Listing 14 Import libraries for TensorFlow#
 import tensorflow.compat.v1 as tf
 tf.compat.v1.disable_v2_behavior()
 import tensorflow_hub as hub
 Call the train pipeline
 trainIterator = ROCALIterator(trainPipe)
 Run the training Session
 i = 0
     with tf.compat.v1.Session(graph = train_graph) as sess:
         sess.run(tf.compat.v1.global_variables_initializer())
         while i < NUM_TRAIN_STEPS:


             for t, (train_image_ndArray, train_label_ndArray) in enumerate(trainIterator, 0):
                 train_label_one_hot_list = get_label_one_hot(train_label_ndArray)
  1. To see and run a sample training script, refer to rocAL TensorFlow example.

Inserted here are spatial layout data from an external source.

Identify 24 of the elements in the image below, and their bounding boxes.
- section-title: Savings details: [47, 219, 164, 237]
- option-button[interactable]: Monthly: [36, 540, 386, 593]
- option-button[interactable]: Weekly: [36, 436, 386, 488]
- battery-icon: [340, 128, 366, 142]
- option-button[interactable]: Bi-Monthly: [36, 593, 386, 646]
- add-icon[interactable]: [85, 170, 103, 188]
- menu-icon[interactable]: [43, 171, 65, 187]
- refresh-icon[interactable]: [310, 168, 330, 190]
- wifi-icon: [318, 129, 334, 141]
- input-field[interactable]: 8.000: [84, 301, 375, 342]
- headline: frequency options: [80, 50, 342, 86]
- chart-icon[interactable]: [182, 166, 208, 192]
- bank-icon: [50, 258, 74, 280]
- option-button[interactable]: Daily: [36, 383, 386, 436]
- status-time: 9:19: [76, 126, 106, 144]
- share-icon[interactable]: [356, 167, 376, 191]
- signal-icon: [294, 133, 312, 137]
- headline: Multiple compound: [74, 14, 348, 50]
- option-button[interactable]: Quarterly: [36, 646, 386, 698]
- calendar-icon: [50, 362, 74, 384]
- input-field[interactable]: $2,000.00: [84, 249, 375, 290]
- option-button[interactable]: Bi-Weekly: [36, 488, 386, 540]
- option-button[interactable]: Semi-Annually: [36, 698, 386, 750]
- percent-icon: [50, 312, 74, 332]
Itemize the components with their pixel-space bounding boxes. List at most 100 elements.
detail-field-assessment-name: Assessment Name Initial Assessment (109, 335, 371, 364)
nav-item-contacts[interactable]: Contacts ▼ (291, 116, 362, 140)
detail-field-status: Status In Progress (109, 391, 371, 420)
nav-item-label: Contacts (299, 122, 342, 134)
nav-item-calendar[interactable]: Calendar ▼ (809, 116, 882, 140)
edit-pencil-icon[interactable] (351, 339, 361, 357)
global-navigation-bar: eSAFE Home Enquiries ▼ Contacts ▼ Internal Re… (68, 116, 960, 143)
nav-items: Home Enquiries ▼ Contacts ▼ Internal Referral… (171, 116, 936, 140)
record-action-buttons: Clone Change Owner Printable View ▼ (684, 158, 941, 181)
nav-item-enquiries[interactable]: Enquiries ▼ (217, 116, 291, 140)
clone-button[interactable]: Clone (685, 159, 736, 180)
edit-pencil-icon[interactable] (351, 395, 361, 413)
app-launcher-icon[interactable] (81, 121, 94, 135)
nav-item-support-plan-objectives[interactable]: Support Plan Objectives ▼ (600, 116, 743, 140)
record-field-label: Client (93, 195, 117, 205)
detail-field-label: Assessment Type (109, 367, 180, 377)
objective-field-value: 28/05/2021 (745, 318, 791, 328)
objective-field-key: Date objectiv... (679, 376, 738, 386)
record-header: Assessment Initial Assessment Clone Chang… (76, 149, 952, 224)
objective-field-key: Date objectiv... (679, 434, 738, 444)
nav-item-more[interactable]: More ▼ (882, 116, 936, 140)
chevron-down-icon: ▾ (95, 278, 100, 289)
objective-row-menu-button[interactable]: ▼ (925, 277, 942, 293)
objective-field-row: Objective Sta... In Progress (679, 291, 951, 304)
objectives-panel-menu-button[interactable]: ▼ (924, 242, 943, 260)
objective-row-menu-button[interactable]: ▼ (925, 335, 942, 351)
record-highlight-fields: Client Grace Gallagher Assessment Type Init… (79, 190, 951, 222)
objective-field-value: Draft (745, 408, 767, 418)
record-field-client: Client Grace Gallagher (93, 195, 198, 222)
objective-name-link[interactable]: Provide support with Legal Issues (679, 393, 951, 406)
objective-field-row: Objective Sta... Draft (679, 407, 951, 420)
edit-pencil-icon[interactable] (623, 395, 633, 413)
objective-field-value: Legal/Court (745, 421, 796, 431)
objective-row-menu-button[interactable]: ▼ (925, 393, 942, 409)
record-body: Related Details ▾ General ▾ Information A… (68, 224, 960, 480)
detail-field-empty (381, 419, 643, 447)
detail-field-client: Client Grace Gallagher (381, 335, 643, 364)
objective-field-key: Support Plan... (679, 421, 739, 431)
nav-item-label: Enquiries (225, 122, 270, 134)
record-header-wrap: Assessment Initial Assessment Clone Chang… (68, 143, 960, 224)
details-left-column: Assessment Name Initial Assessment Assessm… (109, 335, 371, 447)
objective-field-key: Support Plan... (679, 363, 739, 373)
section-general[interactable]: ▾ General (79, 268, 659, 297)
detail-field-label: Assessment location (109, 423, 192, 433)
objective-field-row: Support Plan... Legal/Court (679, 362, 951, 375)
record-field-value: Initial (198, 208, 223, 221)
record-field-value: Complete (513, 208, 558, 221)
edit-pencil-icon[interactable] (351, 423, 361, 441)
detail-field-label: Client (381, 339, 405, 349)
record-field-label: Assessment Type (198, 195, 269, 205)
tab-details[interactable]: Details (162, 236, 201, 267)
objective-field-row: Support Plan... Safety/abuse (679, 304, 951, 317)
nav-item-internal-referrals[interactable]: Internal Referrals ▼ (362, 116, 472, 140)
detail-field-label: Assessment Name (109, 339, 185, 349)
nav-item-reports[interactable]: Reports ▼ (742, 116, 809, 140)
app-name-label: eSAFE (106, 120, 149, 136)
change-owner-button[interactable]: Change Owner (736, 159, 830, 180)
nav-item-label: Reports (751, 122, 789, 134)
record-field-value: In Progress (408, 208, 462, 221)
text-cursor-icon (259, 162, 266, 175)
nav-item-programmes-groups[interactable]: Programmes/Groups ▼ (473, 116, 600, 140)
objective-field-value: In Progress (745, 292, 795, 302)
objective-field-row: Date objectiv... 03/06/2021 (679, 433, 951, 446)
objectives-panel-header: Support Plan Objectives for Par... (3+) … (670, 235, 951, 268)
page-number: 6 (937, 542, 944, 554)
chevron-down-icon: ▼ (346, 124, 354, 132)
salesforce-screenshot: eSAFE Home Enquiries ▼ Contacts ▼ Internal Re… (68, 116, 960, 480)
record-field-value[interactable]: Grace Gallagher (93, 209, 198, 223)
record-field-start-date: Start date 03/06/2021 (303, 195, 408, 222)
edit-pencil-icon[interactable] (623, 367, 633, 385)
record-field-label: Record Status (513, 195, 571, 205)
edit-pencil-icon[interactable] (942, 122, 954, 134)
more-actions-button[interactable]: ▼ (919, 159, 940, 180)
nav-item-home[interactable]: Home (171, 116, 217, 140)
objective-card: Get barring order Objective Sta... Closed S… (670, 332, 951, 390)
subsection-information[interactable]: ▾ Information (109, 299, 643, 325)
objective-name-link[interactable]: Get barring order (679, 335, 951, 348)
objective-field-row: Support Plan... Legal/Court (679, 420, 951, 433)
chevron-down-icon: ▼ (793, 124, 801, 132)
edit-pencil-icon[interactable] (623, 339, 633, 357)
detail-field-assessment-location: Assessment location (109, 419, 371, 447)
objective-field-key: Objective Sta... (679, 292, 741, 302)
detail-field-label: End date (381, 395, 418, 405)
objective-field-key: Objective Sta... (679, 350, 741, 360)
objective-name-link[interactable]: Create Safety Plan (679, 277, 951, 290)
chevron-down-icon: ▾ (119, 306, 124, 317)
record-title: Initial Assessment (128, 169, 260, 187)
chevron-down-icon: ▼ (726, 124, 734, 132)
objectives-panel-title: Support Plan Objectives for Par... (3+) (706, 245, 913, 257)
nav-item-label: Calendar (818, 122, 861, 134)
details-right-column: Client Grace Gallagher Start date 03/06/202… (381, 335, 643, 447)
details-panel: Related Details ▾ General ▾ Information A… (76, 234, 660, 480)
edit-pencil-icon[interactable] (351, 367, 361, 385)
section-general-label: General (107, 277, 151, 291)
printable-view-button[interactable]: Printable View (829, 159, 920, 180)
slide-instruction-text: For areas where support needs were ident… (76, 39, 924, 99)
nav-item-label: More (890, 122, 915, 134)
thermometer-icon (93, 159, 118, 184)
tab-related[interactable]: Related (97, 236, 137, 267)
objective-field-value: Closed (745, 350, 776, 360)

Run Resnet50 classification training with rocAL#

  1. Ensure you have downloaded ILSVRC2012_img_val.tar (6.3GB) and ILSVRC2012_img_train.tar (138 GB) files and unzip into train and val folders

  2. Build rocAL Pytorch docker

    • Run the docker image

    sudo docker run -it -v <Path-To-Data-HostSystem>:/data -v /<Path-to-GitRepo>:/dockerx -w /dockerx --privileged --device=/dev/kfd --device=/dev/dri --group-add video --shm-size=4g --ipc="host" --network=host <docker-name>
    

    Note

    Refer to the docker page for prerequisites and information on building the docker image.

    Optional: Map localhost directory on the docker image

    • Option to map the localhost directory with imagenet dataset folder to be accessed on the docker image.

    • Usage: -v {LOCAL_HOST_DIRECTORY_PATH}:{DOCKER_DIRECTORY_PATH}

  3. To see and run a sample training script, refer to rocAL Imagenet example.